In that paper the fraction of the Z of hydrogen is suitably chosen with calculating the homo-lumo gap, but they've done it for the semiconductors, is it only applicable for the semiconductors?

If you instead use Z=1.0 you'll find that the surface will buckle. There are experimental papers that study this surface buckling.

Yes you are right, I've had the experience of passivating the surfaces with true hydrogen, but I would be grateful if you address me to a better detail of surface buckling.

Also the H pseudopotentials used for surfaces will have a much larger r_cut than for modeling true H. You'll want to create a pseudpotential with r_cut around 2 a.u.. To create a true H pseudopotential (to reproduce the vibrational properties of H) you will want r_cut to be 0.75 a.u. or even smaller.

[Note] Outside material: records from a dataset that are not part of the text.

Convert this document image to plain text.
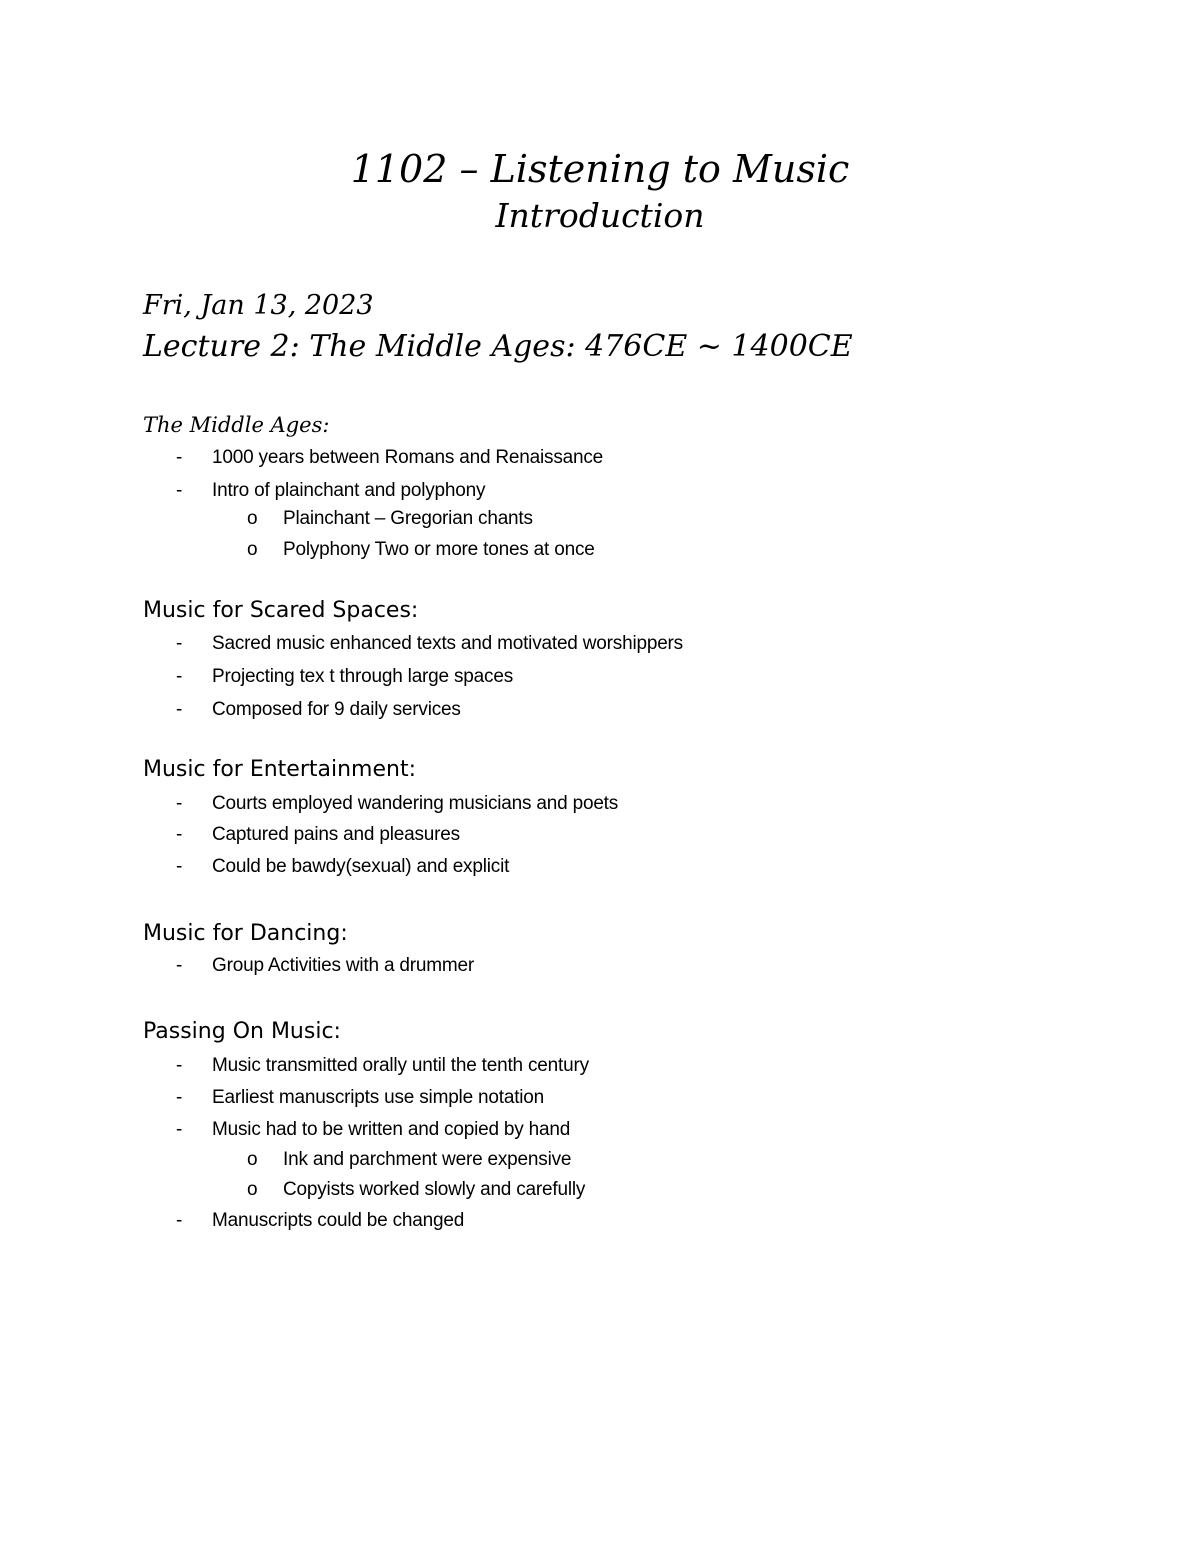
1102 – Listening to Music
Introduction
Fri, Jan 13, 2023
Lecture 2: The Middle Ages: 476CE ~ 1400CE
The Middle Ages:
- 1000 years between Romans and Renaissance
- Intro of plainchant and polyphony
o Plainchant – Gregorian chants
o Polyphony Two or more tones at once
Music for Scared Spaces:
- Sacred music enhanced texts and motivated worshippers
- Projecting tex t through large spaces
- Composed for 9 daily services
Music for Entertainment:
- Courts employed wandering musicians and poets
- Captured pains and pleasures
- Could be bawdy(sexual) and explicit
Music for Dancing:
- Group Activities with a drummer
Passing On Music:
- Music transmitted orally until the tenth century
- Earliest manuscripts use simple notation
- Music had to be written and copied by hand
o Ink and parchment were expensive
o Copyists worked slowly and carefully
- Manuscripts could be changed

I am somehow familiar with the pseudogenerators, but do not know the reason for increasing R_cut, would be grateful to know the reason or references about that.

 

[bpsbps]

The choice of Z comes from drawing a simple Lewis structure diagram. The d-electrons of the potentials are ignored because in the simplest world view it is the sp electrons that are important. In practice, when creating pseudopotentials for Ga and As you need the d electrons -- you can include them explicitly as semi-core electrons or by including a partial core charge (pcc) in the potential.

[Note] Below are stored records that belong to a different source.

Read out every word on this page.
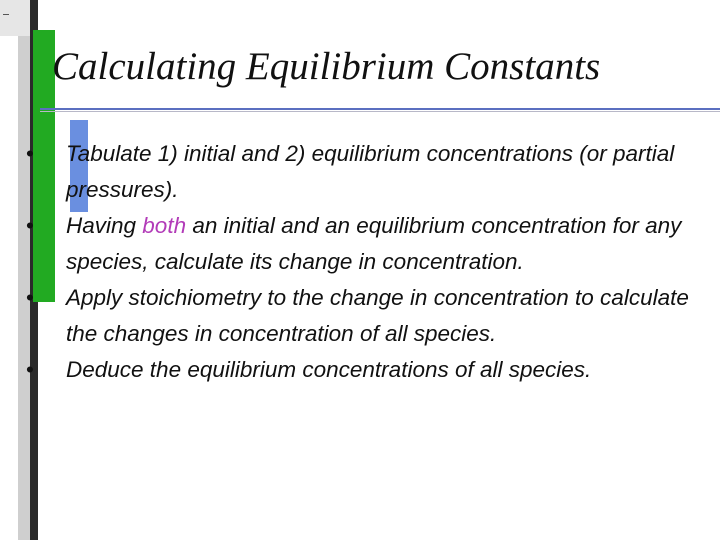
Calculating Equilibrium Constants
• Tabulate 1) initial and 2) equilibrium concentrations (or partial pressures).
• Having both an initial and an equilibrium concentration for any species, calculate its change in concentration.
• Apply stoichiometry to the change in concentration to calculate the changes in concentration of all species.
• Deduce the equilibrium concentrations of all species.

In the paper the HOMO-LUMO gap is maximized to show that the H-surface states have been removed. An easier way to show for yourself that the potentials you've selected are far from the band edges is to perform a localized DOS calculation and the plot the DOS for the H atoms versus the DOS for the interior of the nanostructure.

Regarding buckling, the paper that I remember is:

K. N. Ow and X. W. Wang, Surface Science 337, 109 (1995).

I haven't read it for years so maybe my memory is wrong.

Regarding pseudopotentials, I use Opium

http://sourceforge.net/projects/opium/

You can generate modified (fractional) Z atoms but need to hack the periodic table data in the source.

Regarding selecting Rcut the smaller Rcut the harder the potential, and the more of the core that is included in the calculation. If you have too hard of a H then they become an important part of the calculation, whereas here we just want nice soft H that passivates the charge, but does little else. Also using hard H means that you will need a very large cutoff energy. Presumably you're looking at a large number of atoms so you don't want the surface passivation, which you aren't even getting useful data from, to mess up your overall calculation.

Regarding metals... I'm not certain how one would treat a surface to remove surface effects from metal structures... in semiconductors you're thinking about directional bonding -- mostly covalent, but slightly polar. In metals the bonding is completely different. I'll think about this and if I come up with an idea I'll post is later.